Re-posting – Information on Shore Protection

As many Delta Beach residents are re-building their shoreline protection, I thought it would be useful to re-post this information from our website that was provided back in 2011:


Shore Protection*

As we all know, there is truly a lack of information in Manitoba on how to protect our shoreline. As such, the following information has been obtained from the University of Minnesota, who has provided detailed information on shoreline protection:

Regardless of the natural protection on your shore, the right combination of conditions (such as high lake level and wind direction) can result in a severe wave pounding, and shoreland soil may need additional  protection.

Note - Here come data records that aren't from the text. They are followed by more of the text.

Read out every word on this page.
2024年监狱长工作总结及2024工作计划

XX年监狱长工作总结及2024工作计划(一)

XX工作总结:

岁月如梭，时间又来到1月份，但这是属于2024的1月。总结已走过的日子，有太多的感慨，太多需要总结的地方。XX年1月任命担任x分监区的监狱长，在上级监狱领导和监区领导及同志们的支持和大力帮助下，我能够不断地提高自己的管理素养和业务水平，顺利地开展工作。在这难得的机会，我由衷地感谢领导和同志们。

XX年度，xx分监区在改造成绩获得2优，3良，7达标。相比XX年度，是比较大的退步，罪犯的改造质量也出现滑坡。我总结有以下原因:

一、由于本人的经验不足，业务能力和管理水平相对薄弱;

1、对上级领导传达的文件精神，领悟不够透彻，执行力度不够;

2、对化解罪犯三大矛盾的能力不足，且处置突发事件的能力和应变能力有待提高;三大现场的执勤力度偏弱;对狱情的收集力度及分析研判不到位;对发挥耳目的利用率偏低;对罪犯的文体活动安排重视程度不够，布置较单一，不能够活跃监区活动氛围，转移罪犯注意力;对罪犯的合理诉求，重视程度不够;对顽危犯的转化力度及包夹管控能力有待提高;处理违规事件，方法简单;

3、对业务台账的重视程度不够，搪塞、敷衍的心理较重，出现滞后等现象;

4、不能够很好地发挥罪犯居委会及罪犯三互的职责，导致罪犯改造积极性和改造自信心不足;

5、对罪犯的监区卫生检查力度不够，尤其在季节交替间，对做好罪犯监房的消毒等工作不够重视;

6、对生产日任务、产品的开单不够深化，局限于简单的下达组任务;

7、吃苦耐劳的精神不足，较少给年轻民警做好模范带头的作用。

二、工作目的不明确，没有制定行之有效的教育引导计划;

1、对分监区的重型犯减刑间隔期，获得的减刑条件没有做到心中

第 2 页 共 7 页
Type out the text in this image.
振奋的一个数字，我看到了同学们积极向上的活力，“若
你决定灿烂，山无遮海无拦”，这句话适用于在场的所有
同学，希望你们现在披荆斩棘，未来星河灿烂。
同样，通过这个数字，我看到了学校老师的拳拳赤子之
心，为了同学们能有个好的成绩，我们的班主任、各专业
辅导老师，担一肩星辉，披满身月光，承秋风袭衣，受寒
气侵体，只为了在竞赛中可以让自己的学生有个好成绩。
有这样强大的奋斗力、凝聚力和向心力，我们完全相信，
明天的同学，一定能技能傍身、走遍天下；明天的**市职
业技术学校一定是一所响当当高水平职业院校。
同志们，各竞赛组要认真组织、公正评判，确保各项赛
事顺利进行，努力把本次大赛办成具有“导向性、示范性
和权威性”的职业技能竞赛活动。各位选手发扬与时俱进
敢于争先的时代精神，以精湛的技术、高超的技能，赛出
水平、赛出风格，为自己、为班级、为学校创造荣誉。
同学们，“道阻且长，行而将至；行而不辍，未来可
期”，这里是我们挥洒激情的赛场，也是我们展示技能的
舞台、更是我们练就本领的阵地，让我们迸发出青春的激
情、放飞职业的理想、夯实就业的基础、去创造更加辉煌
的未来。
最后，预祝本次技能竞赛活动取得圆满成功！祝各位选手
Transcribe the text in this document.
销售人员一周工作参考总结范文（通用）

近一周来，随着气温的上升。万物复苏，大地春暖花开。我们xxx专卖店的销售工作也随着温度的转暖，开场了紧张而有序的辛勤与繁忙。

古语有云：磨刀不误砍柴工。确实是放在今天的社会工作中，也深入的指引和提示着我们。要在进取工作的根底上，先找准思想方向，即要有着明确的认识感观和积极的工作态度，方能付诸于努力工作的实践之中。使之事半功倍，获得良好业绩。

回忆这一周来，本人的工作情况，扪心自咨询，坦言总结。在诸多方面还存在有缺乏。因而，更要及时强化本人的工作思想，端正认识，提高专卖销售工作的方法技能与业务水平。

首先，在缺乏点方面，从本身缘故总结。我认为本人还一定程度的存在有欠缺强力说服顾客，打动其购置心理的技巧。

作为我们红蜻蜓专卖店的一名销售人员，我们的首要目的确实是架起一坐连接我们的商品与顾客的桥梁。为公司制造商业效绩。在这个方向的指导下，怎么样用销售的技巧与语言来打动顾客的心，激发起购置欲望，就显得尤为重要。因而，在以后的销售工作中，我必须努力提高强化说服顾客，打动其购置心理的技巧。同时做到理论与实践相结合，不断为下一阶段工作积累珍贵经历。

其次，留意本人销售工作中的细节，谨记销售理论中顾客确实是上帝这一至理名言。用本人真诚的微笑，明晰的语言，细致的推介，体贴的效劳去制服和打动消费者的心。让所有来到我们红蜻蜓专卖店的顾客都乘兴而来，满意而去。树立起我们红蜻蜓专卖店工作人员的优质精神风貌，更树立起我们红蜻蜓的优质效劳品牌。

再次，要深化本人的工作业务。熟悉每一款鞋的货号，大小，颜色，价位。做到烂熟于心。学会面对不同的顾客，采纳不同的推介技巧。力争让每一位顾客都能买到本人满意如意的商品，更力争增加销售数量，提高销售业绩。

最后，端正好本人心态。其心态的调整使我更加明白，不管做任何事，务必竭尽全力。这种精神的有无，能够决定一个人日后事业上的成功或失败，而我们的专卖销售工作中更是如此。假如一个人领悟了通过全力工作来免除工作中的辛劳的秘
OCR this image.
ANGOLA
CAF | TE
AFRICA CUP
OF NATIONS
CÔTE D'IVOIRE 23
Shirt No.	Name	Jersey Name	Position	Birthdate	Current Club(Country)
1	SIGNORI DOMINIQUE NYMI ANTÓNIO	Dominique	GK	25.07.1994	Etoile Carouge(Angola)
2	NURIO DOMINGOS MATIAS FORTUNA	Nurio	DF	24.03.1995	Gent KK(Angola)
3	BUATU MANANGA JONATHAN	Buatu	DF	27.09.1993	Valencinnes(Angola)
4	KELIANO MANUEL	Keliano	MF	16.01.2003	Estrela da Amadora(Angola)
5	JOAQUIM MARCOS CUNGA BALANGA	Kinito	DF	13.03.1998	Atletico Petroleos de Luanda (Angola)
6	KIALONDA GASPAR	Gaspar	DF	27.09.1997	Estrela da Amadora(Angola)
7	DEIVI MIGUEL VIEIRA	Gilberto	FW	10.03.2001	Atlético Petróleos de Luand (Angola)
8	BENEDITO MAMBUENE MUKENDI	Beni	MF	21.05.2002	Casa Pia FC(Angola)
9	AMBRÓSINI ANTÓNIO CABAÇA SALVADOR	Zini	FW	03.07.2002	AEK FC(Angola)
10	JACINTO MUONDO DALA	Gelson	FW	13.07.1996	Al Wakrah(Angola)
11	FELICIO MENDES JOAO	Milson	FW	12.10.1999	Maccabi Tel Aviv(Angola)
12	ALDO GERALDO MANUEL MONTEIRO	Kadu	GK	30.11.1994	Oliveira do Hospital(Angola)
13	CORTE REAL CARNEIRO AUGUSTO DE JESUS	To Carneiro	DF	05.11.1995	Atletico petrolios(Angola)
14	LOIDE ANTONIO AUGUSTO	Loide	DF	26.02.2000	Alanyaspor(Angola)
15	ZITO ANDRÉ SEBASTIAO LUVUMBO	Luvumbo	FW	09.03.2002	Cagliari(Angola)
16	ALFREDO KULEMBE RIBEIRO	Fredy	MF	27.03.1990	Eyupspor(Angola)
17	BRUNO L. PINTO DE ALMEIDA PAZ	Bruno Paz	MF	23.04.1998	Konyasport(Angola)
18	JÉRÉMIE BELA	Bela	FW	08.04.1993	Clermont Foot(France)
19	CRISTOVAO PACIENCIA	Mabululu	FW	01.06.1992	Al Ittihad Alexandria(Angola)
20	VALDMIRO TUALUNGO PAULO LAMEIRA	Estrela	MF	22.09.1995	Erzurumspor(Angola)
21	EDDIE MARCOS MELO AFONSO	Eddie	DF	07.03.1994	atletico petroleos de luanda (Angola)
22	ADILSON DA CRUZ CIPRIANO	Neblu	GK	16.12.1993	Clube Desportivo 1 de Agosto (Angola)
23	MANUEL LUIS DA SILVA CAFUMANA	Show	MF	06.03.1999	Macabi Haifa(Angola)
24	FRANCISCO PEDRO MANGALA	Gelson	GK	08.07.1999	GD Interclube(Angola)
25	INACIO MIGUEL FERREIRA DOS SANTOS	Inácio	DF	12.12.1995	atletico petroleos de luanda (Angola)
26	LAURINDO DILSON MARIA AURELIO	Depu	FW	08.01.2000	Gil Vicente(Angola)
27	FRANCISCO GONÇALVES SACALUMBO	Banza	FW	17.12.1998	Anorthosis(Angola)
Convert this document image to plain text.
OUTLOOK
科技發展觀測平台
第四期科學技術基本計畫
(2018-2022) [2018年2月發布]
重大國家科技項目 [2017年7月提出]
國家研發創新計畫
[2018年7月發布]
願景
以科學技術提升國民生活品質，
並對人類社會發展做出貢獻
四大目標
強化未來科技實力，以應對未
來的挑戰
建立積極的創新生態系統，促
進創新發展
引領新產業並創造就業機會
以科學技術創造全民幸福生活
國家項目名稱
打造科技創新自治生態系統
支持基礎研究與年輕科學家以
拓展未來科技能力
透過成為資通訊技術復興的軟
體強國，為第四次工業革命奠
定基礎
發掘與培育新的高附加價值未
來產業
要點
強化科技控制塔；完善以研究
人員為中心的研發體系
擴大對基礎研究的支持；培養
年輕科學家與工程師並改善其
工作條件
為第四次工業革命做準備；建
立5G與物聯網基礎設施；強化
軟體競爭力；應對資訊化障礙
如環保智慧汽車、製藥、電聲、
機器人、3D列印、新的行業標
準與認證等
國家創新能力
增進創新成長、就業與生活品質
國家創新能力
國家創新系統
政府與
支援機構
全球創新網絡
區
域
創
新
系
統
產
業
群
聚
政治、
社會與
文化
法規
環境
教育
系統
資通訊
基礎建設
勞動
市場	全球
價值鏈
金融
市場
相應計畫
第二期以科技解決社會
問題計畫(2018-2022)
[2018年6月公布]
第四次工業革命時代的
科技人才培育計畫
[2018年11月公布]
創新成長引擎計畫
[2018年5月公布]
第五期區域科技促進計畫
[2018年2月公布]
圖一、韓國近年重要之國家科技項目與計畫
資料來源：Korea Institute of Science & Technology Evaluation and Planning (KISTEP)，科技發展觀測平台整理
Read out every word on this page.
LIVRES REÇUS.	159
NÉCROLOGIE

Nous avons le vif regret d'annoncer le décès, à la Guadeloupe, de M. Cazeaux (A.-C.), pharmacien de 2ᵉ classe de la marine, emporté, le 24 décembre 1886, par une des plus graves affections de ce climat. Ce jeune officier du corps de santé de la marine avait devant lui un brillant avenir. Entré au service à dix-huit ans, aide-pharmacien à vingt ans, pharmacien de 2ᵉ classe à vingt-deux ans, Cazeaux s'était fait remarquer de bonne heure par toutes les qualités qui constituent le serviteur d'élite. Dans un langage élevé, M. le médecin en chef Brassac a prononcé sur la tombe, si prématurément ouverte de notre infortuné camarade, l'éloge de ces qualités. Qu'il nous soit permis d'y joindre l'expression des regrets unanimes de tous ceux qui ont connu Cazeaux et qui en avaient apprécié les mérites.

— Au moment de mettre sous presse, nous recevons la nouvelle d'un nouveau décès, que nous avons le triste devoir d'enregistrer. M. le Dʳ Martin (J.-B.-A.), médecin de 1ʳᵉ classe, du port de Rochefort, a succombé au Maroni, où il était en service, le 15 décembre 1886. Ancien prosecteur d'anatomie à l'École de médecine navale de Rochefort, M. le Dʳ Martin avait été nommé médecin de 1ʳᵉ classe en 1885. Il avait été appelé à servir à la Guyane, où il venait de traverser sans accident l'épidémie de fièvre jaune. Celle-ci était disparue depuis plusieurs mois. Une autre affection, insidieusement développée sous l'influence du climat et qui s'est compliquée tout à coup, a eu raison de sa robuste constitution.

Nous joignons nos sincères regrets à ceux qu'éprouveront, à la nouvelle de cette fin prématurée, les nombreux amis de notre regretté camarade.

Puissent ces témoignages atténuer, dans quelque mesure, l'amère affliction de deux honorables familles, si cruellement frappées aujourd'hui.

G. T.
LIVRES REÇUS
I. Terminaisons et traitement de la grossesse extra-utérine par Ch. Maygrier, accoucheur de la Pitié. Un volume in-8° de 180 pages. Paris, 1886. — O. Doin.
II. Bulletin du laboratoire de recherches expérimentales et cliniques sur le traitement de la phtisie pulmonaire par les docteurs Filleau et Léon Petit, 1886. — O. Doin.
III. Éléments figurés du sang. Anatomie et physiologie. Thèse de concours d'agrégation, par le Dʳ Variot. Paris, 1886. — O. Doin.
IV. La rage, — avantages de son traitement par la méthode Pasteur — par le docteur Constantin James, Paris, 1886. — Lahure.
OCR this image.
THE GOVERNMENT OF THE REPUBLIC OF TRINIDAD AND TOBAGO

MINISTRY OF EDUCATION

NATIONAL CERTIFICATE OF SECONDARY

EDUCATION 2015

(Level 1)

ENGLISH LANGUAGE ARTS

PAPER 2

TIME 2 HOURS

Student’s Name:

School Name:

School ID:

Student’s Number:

Placement of large rock, usually referred to as rip-rap, is the preferred and most common form of shore protection (see Figure below). Technical methods are available to determine rock size, placement geometry, and elevations to ensure the best protection.

Figure : Proper rip-rap placement (MHW=mean high water, MLW=mean low water).

Potential shore protection alternatives include:

  • bulkheads (retaining walls)
  • gabions (rock-filled wire baskets)
  • articulating blocks (cable-connected concrete blocks)
  • Geoweb matrix (thick, open-cell plastic grid)

A few of the alternatives can be placed by hand.  Some other alternatives, such as railroad ties, are often tried but rarely work. If you have your own idea for a solution, you should seek technical advice first.

If rip-rap is used, crushed or blasted rock locks together better than rounded boulders, but can be very expensive unless it is readily available.

Geotextile fabric is usually placed beneath the rock rip-rap to prevent soil loss through the rip-rap openings. It is easy to place and provides an excellent filter barrier (Figure 4). In order to prevent punctures, plenty of slack should be provided over protruding objects that cannot be removed. A layer of sand or fine gravel can be placed on the fabric for extra protection against puncture. Enough fabric should be laid out so that the rip-rap periphery can be “wrapped” by bringing the fabric up and back down into the rip-rap. This will help hold the rip-rap together as one structural unit. Keep in mind that sunlight will degrade exposed fabric. As an alternative to the fabric, a graded filter layer can be used beneath rip-rap to prevent soil loss through the rip-rap openings.

Sufficient rock must be placed at the base of the rip-rap for toe protection. Excavated toe material must be removed from the lakebed and placed in a non-wetland area.

*this information from the University Minnesota on Shoreline Protection.